Sometimes the simplest meals are the best.  Really, when you have pasta, chicken, good cheese and tomatoes, do you really need much else?  Probably not.  This site has been really focused on dessert recipes lately, and while I love a great recipe for candy or cookies or cake as much as the next girl (probably more, in fact), every once in a while I have to throw in something healthy and substantial.

Also, for those of you who commented on last week’s Splurge or Steal post, the “Steal” cocktail ring is the one on the right!  It’s $4.80 from Forever 21.  The other is gorgeous too, and it’s from Max and Chloe, available here [2].  Enjoy!

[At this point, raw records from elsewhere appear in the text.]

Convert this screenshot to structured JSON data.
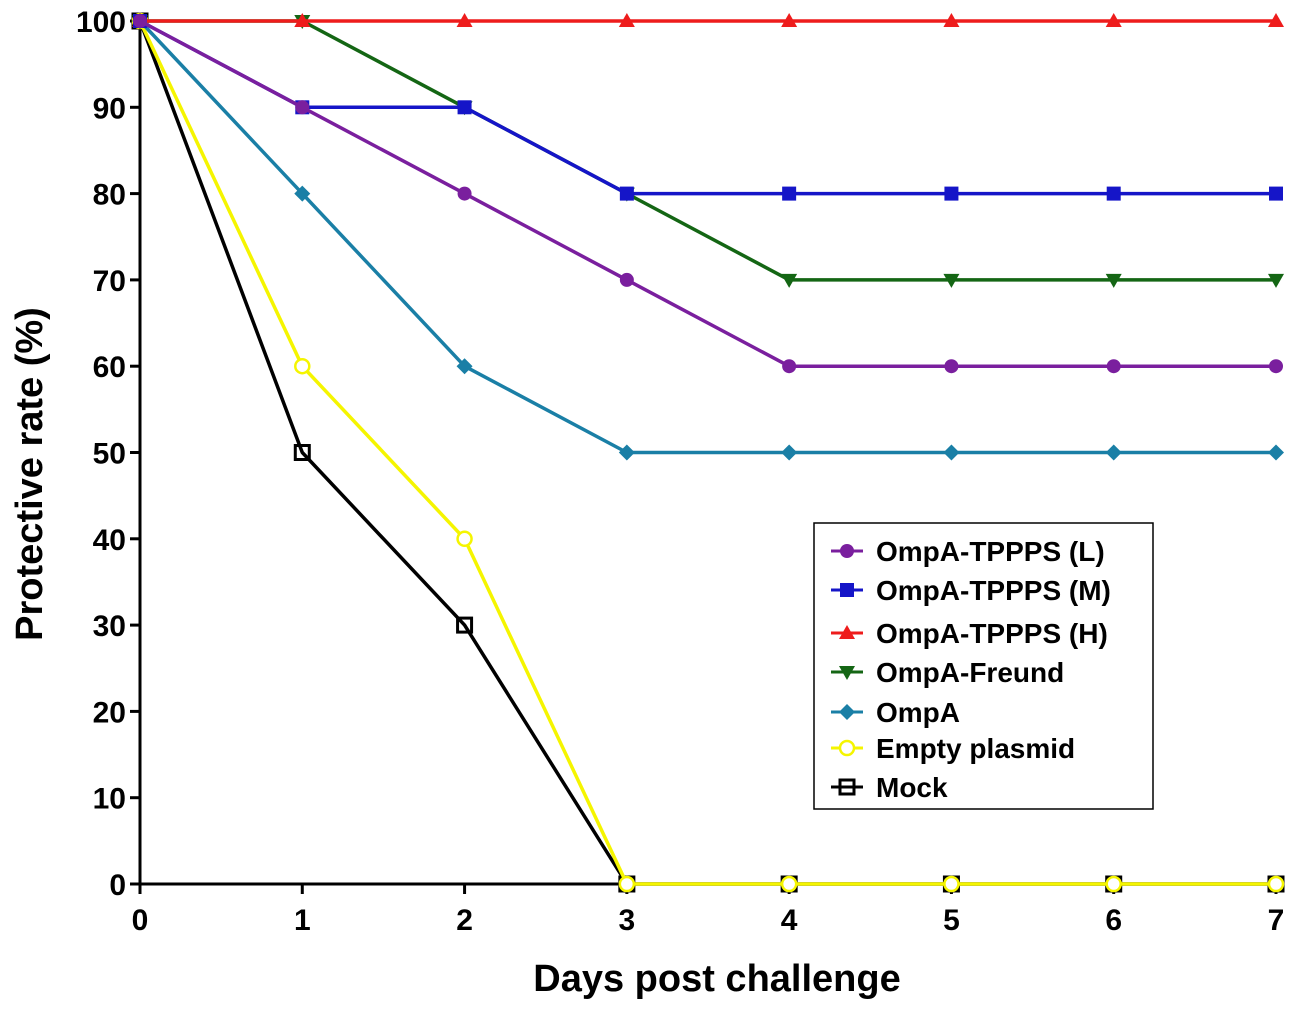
{
  "chart_data": {
    "type": "line",
    "title": "",
    "xlabel": "Days post challenge",
    "ylabel": "Protective rate (%)",
    "x": [
      0,
      1,
      2,
      3,
      4,
      5,
      6,
      7
    ],
    "xlim": [
      0,
      7
    ],
    "ylim": [
      0,
      100
    ],
    "xticks": [
      "0",
      "1",
      "2",
      "3",
      "4",
      "5",
      "6",
      "7"
    ],
    "yticks": [
      "0",
      "10",
      "20",
      "30",
      "40",
      "50",
      "60",
      "70",
      "80",
      "90",
      "100"
    ],
    "grid": false,
    "legend_position": "lower-right",
    "series": [
      {
        "name": "OmpA-TPPPS (L)",
        "color": "#7a1f9e",
        "marker": "circle",
        "values": [
          100,
          90,
          80,
          70,
          60,
          60,
          60,
          60
        ]
      },
      {
        "name": "OmpA-TPPPS (M)",
        "color": "#1515c8",
        "marker": "square",
        "values": [
          100,
          90,
          90,
          80,
          80,
          80,
          80,
          80
        ]
      },
      {
        "name": "OmpA-TPPPS (H)",
        "color": "#ee1c1c",
        "marker": "triangle-up",
        "values": [
          100,
          100,
          100,
          100,
          100,
          100,
          100,
          100
        ]
      },
      {
        "name": "OmpA-Freund",
        "color": "#146614",
        "marker": "triangle-down",
        "values": [
          100,
          100,
          90,
          80,
          70,
          70,
          70,
          70
        ]
      },
      {
        "name": "OmpA",
        "color": "#1a7fa6",
        "marker": "diamond",
        "values": [
          100,
          80,
          60,
          50,
          50,
          50,
          50,
          50
        ]
      },
      {
        "name": "Empty plasmid",
        "color": "#f5f500",
        "marker": "circle-open",
        "values": [
          100,
          60,
          40,
          0,
          0,
          0,
          0,
          0
        ]
      },
      {
        "name": "Mock",
        "color": "#000000",
        "marker": "square-open",
        "values": [
          100,
          50,
          30,
          0,
          0,
          0,
          0,
          0
        ]
      }
    ]
  }
}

Pasta with Tomatoes and Mozzarella Recipe


1 1/2 pounds plum tomatoes, seeded, coarsely chopped
1/2 cup sundried tomatoes, chopped
8 ounces fresh mozzarella cheese, cut into strips
4 tablespoons extra-virgin olive oil
2 tbsp capers
1 pound chicken breast, cooked and cut into pieces
12 ounces rotini pasta


Mix tomatoes, sundried tomatoes, mozzarella, capers and oil in medium bowl.  Season with salt and pepper.

Cook pasta in large pot of boiling salted water until just tender.  Drain the pasta and return the noodles to the pot. Add the chicken and the tomato mixture and toss gently over low heat, until everything is heated through.  Season with salt and pepper again and serve.